Significance Test for a Mean

  • Requires:
    • Simple random sample.
    • Sample size < 10% of population.
    • Large enough sample size for CLT or approximately normal distribution.
  • Example 7.2: Testing manufacturer's claim about electricity usage with significance levels.

Confidence Interval for the Difference of Two Means

  • Sampling distribution of differences of sample means is normally distributed.
  • Use a t-distribution if population standard deviations are unknown.
  • Example 7.3: Comparing accident rates between two departments with confidence intervals.

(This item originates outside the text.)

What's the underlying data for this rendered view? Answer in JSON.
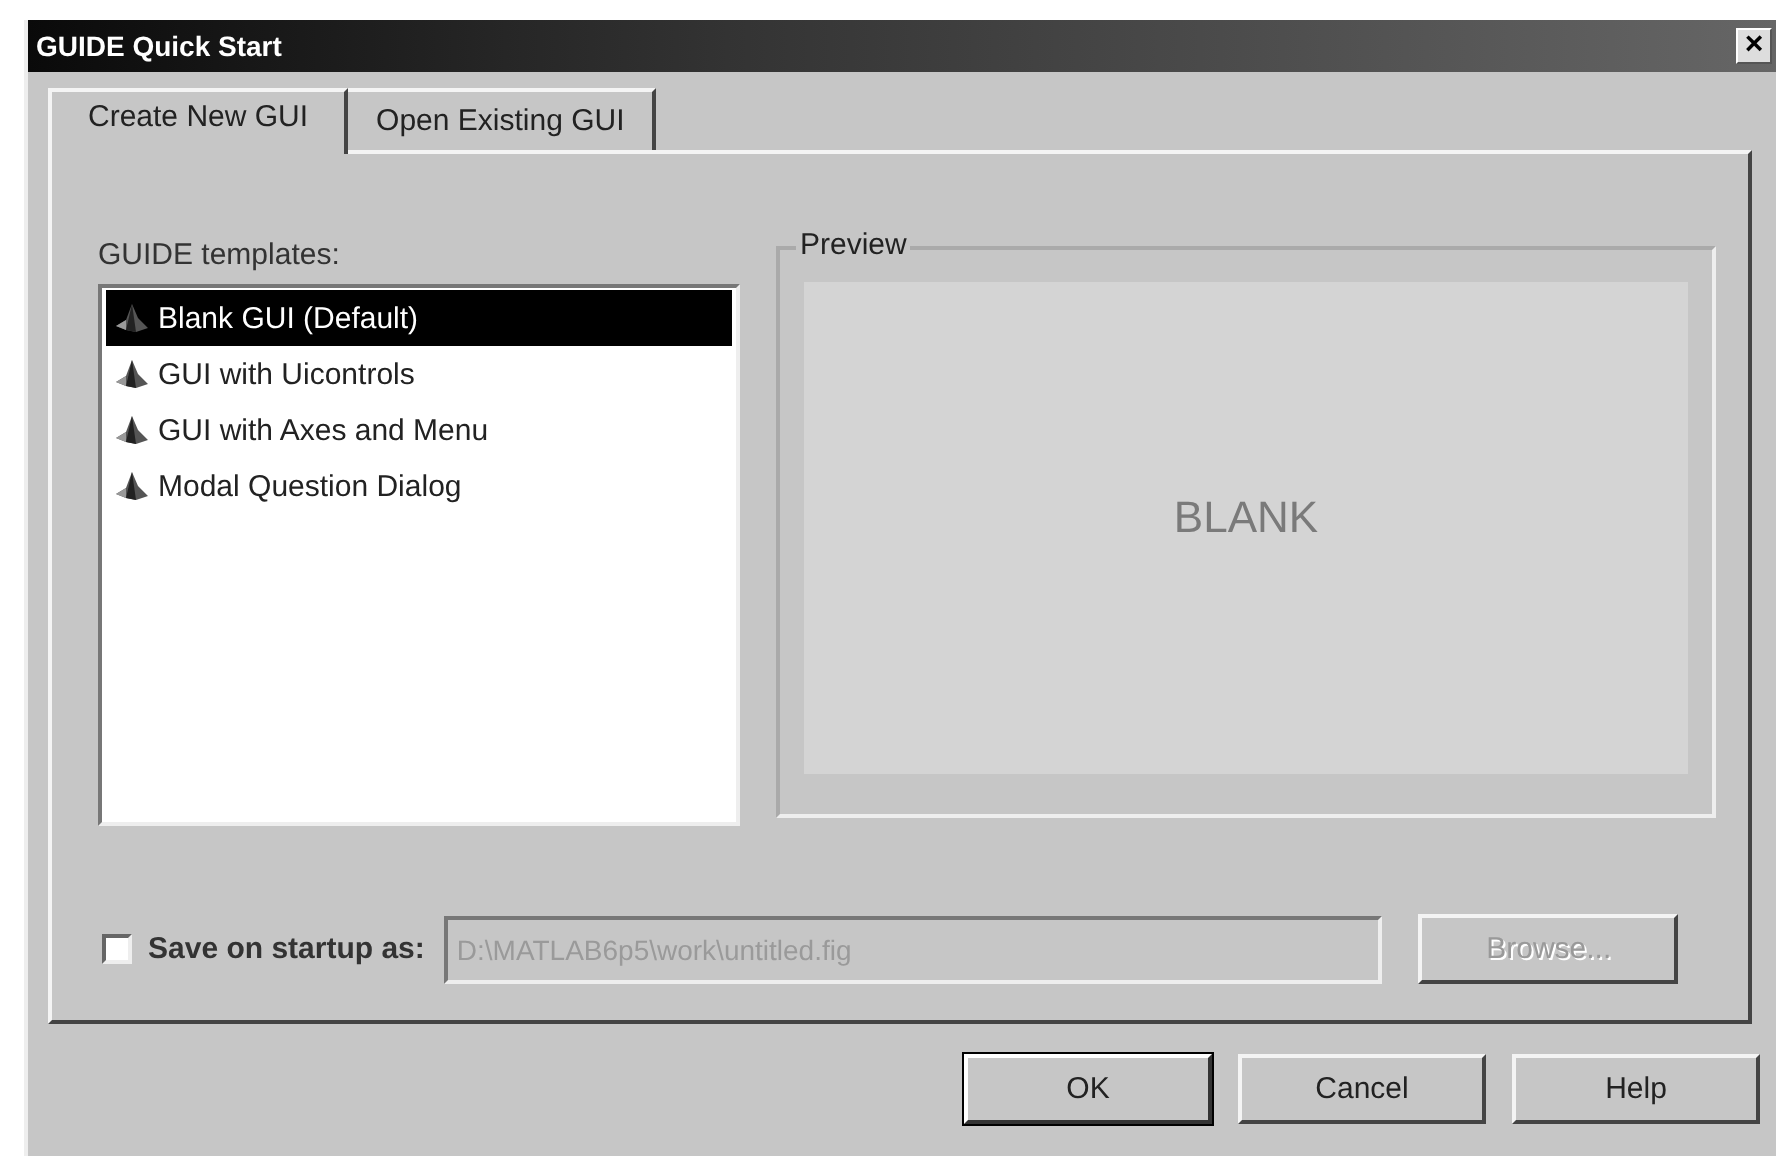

Significance Test for the Difference of Two Means

  • Requires two independent simple random samples and either normally distributed populations or large enough sample sizes.
  • Null hypothesis usually assumes equal means.
  • Example 7.4: Comparing computer downtime between two companies with type I and type II errors.

Paired Data

  • Involves one-sample analysis on differences from paired data.
  • Example 7.5: SAT score improvements with confidence intervals.

Simulations and P-Values

  • Simulations estimate P-values by modeling test statistic distributions under null hypothesis.
  • Example 7.6: Machinery recalibration based on median absolute deviation calculations.

More on Power, Type I Errors, and Type II Errors

  • Type II error: Failing to reject a false null hypothesis.
  • Power: Probability of correctly rejecting a false null hypothesis.
  • Example 7.7: Testing political support claims with power analysis.

Confidence Intervals Versus Hypothesis Tests

  • Hypothesis tests assess claims about parameters; confidence intervals estimate parameters.
  • Example 7.8: Comparing basketball player shooting accuracy with hypothesis tests and confidence intervals. Both decisions consistent across sample sizes.